Reading through my research diary and blog posts at the time, I realise it’s been exactly five years since I was in Vancouver for the 2010 Winter Olympic Games. In all honesty, back then I would have thought my PhD about the alternative, resistance and social media of those games would have been long completed by now. In fact, it is only really been the last year where it has felt entirely possible that it could happen. I’ve had to reverse engineer much of my research design and conceptual framework – despite much of it being close to my original thinking at the time, I had really no idea how I would begin to write about something that has taken me working at 2 mega events, 7 house-moves and 2 supervisor changes & a 16 month suspension from registration to finally get to grips with.

The story of my PhD and how it gets finished is not about my displacement and what I haven’t done – it is what I have done, where I’m at and what is happening now. I posted on Facebook last night about how I have reached a turning point – after 10 months re-registered part-time back on the programme, technically my ‘4th year’ – I’ve now completed a thesis summary for the last 4 chapters of my PhD. Something has had to tip from “what I am going to do?” to “what I have done!” – and having spent the last 2.5 days working through my record of data collection from 2010 – which, when I was feeling at my lowest, I thought was a pile of shit and a waste of time – actually is a pretty reflective, organised and backed up collection of materials, that makes sense and actually can start to be analysed, presented and contextualised in these last 4 chapters.  Similarly, I have set a deadline to submit 40k words (that’s exactly half of the final word-count) to my supervisors by the 30th of May 2015 (before a week off to York). That’s chapter 1-4, much of which is drafted and needs a couple of rounds of editing between now and May. It’s not an unrealistic goal, I have it all there – it does require quite a bit of library time, quite a lot of reading about epistemologies and ontologies and paradigms – but in terms of chapter plans, outlines and structures, I’m working with a jigsaw, not a blank page.

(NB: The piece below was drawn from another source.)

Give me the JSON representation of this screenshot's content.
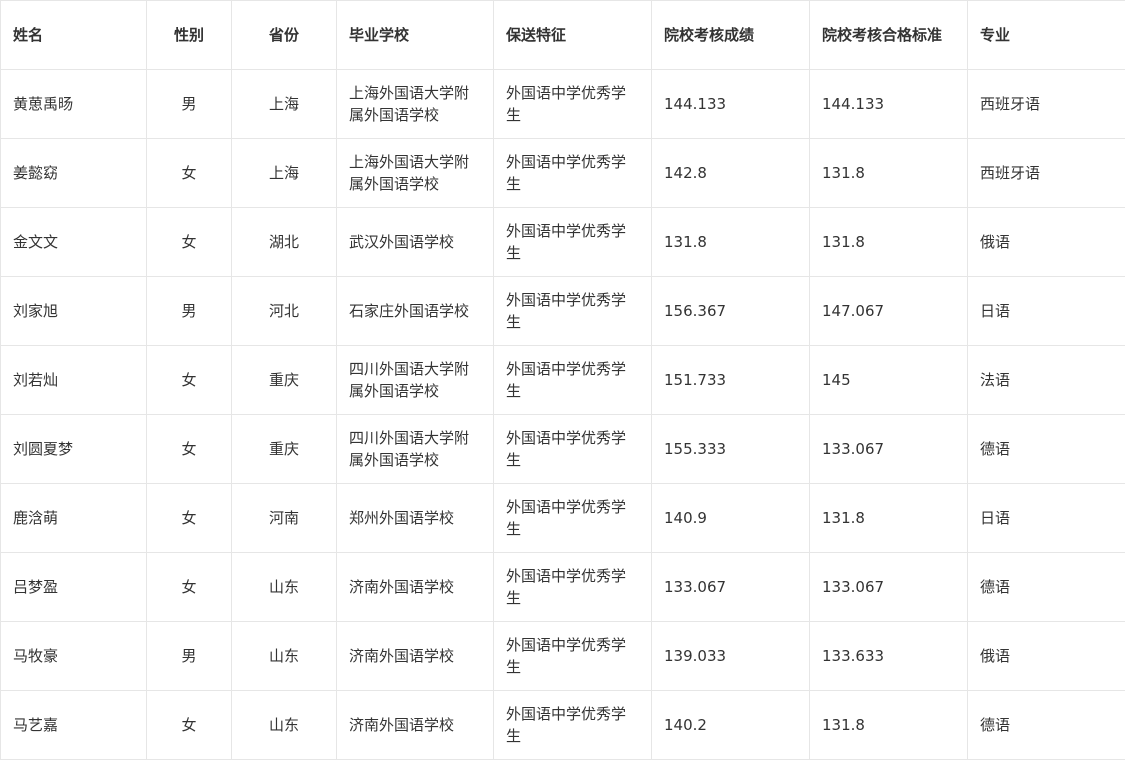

It makes me super happy to be able to write about this in my blog – especially as this blog has pretty much been with me through the whole process from application, data collection, dropping out, angst and PhD blues – it’s not a stage where I’m not having to write about how I am going to restart my PhD, it’s about how I am going to finish it, and perhaps even be able to share results, discussions and thoughts about methodology (which I feel I was much better at before I embarked on this half decade of brain-freeze!) I owe most of it to writing retreats and being able to spent more of my time with people who understand and encourage and notice change and progression. Also, I enjoy my job, it’s close enough but different enough to be able to explore the same themes from different perspectives.

The consistency of the writing retreat format means I can see my progress, I can notice how my mood and experience of working on a PhD changes. I’ve arrived at some retreats and been through the roof with stress but more recently I’ve been a chilled customer, finding it much easier to let go of things before it gets to that stage. I even have a detailed record of what I was writing this time last year, what my goals were and have I made them.

So, yeah, in terms of accountability, here we go – plan is full draft of PhD in by September this year, done by January 2016? I think that’s entirely possible now.